1.5 The methods of data analysis described in these test methods involve measurement of the water flow rate and hydraulic gradient, and calculation of the hydraulic conductivity using Darcy's law (direct methods) (1).2 Alternatively, inverse methods may also be used to define the HCF (2). These employ an iterative, regression-based approach to estimate the hydraulic conductivity that a soil specimen would need to have given a measured water flow response. However, as they require specialized engineering analyses, they are excluded from the scope of these test methods.
1.6 These test methods apply to soils that do not change significantly in volume during changes in volumetric water content or suction, or both (that is, expansive clays or collapsing soils). This implies that these methods should be used for sands, silts, and clays of low plasticity.
1.7 The methods apply only to soils containing two pore fluids: a gas and a liquid. The liquid is usually water and the gas is usually air. Other fluids may also be used if requested. Caution shall be exercised if the liquid being used causes shrinkage or swelling of the soil.
1.8 The units used in reporting shall be SI units in order to be consistent with the literature on water flow analyses in unsaturated soils. The hydraulic conductivity shall be reported in units of [m/s], the matric suction in units of [kPa], the volumetric water content in [m3/m3] or [%], and the degree of saturation in [m3/m3].
1.9 All observed and calculated values shall conform to the guide for significant digits and rounding established in Practice D6026. The procedures in Practice D6026 that are used to specify how data are collected, recorded, and calculated are regarded as the industry standard. In addition, they are representative of the significant digits that should generally be retained. The procedures do not consider material variation, purpose for obtaining the data, special purpose studies, or any considerations for the objectives of the user. Increasing or reducing the significant digits of reported data to be commensurate with these considerations is common practice. Consideration of the significant digits to be used in analysis methods for engineering design is beyond the scope of these test methods.

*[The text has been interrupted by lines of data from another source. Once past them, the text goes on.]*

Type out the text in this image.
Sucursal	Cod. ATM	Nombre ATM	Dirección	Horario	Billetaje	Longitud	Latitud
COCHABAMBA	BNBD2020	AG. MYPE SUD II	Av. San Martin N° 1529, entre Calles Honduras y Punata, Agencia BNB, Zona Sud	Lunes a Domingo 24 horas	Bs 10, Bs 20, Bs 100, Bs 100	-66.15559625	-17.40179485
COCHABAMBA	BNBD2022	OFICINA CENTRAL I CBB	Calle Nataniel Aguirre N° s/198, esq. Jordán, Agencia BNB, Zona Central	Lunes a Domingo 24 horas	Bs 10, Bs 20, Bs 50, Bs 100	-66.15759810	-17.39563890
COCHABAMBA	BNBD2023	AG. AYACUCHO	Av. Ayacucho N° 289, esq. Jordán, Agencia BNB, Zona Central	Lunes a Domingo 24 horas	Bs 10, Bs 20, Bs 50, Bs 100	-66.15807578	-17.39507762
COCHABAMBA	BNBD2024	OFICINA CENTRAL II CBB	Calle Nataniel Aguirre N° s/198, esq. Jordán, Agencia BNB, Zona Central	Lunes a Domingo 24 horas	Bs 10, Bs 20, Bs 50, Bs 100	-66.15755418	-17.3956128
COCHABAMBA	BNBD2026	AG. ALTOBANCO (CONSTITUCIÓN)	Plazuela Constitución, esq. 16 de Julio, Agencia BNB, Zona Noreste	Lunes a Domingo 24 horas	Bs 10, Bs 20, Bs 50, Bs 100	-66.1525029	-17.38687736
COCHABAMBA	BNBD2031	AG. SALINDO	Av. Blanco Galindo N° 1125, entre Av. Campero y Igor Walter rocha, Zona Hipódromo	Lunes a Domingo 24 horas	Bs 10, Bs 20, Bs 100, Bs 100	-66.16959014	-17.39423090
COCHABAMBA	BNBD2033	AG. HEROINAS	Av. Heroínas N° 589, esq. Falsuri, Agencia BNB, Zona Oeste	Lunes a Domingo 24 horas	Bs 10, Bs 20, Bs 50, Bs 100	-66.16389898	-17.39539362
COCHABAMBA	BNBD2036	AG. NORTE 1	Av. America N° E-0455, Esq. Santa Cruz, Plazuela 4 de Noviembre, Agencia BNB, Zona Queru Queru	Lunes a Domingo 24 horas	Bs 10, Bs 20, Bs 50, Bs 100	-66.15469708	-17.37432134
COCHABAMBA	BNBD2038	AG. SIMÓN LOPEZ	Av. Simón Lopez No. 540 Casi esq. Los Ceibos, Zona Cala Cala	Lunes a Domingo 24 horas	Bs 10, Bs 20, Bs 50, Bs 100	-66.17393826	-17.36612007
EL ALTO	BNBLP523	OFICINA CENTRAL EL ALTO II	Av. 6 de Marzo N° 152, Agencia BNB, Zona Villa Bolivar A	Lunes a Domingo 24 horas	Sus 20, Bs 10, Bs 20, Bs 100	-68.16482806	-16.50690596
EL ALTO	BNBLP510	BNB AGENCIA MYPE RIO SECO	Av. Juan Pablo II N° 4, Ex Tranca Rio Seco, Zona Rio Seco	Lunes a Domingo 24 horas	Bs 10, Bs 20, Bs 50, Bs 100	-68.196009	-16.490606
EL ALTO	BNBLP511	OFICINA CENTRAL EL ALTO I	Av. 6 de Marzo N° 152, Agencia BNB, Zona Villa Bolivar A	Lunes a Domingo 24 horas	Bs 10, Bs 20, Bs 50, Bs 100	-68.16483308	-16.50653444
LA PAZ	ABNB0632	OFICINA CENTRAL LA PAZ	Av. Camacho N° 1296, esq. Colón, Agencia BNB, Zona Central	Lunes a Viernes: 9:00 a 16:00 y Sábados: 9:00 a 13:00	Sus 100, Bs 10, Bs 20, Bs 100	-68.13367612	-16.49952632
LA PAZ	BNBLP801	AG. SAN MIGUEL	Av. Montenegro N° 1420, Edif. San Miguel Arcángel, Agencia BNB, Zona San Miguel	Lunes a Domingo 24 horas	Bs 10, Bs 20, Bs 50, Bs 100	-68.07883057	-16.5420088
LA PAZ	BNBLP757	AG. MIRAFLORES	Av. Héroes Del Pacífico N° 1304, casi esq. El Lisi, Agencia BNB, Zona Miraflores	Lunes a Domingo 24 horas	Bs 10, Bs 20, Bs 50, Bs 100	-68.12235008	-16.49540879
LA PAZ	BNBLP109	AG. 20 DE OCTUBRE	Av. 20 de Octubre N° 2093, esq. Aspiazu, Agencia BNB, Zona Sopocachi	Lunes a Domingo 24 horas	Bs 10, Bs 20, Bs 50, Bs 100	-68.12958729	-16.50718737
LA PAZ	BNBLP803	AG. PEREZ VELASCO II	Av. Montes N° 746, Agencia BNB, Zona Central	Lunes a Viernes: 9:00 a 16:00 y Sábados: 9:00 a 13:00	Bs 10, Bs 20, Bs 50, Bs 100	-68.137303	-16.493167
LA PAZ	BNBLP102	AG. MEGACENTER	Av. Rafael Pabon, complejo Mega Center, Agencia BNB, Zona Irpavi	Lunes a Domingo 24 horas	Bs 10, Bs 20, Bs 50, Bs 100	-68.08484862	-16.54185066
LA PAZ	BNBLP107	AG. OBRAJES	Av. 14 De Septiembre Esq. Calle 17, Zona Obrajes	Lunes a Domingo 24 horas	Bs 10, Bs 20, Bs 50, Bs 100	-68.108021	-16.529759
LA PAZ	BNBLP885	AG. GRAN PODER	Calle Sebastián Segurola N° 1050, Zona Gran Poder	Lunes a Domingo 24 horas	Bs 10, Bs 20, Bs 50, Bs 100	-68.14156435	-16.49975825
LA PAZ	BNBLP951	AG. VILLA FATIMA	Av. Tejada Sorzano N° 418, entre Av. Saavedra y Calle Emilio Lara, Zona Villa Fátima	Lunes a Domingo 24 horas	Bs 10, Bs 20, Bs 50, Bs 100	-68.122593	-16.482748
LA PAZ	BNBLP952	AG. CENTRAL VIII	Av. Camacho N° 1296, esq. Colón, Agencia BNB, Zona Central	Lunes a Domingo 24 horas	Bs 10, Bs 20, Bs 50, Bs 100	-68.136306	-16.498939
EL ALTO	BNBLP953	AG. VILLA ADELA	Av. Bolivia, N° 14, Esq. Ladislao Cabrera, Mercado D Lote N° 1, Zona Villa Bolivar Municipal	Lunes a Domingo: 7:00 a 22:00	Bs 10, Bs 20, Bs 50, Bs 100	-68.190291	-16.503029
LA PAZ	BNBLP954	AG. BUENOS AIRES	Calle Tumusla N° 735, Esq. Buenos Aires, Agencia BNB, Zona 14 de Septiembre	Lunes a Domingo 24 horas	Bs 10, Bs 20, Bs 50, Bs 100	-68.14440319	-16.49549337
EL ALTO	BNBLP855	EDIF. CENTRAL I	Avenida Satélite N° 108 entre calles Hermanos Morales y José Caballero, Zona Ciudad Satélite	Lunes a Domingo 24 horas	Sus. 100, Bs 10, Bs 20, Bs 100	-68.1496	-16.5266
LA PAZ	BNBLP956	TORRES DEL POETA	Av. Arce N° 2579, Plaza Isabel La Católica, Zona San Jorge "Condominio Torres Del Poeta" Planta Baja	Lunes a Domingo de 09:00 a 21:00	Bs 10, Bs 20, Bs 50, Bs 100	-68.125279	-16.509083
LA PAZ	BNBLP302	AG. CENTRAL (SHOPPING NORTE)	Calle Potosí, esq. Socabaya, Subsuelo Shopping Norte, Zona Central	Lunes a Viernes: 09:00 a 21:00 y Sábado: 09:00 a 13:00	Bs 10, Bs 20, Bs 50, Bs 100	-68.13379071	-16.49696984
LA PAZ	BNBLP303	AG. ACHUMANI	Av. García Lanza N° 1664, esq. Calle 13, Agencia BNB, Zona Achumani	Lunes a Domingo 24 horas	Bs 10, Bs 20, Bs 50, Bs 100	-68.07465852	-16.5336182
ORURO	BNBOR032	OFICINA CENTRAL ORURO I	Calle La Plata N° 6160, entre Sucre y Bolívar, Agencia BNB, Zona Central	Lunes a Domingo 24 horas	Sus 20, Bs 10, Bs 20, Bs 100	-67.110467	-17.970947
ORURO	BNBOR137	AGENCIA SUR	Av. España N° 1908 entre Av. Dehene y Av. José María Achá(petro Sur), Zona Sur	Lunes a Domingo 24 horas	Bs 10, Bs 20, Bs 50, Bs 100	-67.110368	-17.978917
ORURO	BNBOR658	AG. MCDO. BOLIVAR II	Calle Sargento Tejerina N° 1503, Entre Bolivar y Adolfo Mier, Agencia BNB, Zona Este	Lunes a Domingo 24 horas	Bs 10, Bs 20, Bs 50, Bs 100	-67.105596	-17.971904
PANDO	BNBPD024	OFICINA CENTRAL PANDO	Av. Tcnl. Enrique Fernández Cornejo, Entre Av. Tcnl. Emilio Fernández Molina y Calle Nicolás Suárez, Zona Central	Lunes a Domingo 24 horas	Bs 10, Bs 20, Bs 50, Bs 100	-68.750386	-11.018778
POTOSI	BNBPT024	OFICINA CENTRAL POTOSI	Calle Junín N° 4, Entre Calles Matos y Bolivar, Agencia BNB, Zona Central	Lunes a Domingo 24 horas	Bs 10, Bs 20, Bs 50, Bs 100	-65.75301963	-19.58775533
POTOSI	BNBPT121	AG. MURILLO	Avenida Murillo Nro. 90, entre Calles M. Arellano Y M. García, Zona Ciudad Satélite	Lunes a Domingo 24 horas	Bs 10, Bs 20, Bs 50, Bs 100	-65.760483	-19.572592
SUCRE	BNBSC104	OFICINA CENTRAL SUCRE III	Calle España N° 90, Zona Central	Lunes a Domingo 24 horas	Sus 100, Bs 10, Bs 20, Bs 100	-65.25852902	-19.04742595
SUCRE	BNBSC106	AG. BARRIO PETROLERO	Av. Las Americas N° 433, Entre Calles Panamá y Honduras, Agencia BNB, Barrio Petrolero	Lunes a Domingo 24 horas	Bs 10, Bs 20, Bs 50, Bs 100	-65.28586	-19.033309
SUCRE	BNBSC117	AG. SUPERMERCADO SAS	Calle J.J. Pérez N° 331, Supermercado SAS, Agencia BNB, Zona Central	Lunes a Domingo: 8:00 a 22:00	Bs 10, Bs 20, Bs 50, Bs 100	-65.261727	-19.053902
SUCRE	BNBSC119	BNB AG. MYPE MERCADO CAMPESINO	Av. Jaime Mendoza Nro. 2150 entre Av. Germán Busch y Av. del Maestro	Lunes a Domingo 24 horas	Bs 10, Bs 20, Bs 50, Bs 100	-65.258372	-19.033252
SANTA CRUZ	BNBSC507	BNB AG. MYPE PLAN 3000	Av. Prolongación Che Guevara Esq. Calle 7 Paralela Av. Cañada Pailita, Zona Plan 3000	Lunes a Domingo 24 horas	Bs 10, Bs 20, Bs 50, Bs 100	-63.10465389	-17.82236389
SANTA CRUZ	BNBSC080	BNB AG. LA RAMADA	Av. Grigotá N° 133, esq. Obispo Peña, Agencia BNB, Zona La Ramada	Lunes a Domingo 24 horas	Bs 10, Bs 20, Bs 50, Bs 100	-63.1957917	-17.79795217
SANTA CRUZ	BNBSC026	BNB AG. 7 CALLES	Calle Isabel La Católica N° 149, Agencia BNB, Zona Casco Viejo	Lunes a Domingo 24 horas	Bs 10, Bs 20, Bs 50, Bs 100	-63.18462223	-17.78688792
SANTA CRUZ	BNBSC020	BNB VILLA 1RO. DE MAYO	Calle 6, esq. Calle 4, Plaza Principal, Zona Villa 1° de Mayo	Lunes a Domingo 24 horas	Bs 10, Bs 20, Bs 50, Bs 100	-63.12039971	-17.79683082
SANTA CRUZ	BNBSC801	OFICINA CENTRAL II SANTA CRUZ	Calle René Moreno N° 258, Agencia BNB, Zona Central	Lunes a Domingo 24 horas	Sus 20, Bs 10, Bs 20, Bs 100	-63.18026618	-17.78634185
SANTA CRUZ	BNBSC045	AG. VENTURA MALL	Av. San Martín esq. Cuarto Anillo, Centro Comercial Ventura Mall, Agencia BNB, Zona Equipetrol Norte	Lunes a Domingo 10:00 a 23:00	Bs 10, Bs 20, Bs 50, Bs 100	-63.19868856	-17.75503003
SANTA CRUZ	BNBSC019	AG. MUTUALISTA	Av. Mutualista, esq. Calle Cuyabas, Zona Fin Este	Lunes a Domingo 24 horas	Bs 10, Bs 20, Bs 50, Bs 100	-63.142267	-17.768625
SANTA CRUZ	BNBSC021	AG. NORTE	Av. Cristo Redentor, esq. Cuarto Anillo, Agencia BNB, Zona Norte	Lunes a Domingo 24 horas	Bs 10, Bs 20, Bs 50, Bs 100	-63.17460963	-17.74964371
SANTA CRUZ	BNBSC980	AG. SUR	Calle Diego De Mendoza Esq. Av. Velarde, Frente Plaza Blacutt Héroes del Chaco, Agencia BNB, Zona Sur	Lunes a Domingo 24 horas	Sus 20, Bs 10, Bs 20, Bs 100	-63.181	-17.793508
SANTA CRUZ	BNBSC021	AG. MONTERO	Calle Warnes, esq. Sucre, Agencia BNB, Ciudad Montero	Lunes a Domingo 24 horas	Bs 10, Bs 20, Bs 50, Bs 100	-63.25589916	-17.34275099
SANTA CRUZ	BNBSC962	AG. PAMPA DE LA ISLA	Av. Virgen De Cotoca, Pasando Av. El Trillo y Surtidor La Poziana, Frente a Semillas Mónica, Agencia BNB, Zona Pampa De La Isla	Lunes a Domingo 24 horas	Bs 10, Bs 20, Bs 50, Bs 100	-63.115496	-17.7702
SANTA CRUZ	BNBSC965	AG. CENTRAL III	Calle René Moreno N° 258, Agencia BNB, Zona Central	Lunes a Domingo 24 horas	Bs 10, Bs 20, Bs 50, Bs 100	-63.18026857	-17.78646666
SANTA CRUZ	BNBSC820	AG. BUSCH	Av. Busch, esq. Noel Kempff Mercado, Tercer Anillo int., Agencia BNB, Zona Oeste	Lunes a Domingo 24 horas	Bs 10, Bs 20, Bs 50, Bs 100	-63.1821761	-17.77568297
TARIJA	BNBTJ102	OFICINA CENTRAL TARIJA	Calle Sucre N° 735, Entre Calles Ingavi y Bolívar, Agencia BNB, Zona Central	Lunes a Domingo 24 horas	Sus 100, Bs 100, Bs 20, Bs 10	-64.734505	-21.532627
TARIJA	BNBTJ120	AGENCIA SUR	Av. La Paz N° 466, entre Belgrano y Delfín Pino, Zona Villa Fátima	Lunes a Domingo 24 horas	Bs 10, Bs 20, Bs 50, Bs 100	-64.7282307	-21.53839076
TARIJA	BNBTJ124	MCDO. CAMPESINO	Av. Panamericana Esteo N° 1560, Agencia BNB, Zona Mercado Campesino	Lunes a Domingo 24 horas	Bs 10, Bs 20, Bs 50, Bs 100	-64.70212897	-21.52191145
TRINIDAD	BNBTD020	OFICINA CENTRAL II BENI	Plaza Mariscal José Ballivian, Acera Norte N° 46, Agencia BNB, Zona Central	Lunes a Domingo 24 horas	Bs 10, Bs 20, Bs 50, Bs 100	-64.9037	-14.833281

1.10 This standard does not purport to address all of the safety concerns, if any, associated with its use. It is the responsibility of the user of this standard to establish appropriate safety, health, and environmental practices and determine the applicability of regulatory limitations prior to use.
1.11 This international standard was developed in accordance with internationally recognized principles on standardization established in the Decision on Principles for the Development of International Standards, Guides and Recommendations issued by the World Trade Organization Technical Barriers to Trade (TBT) Committee.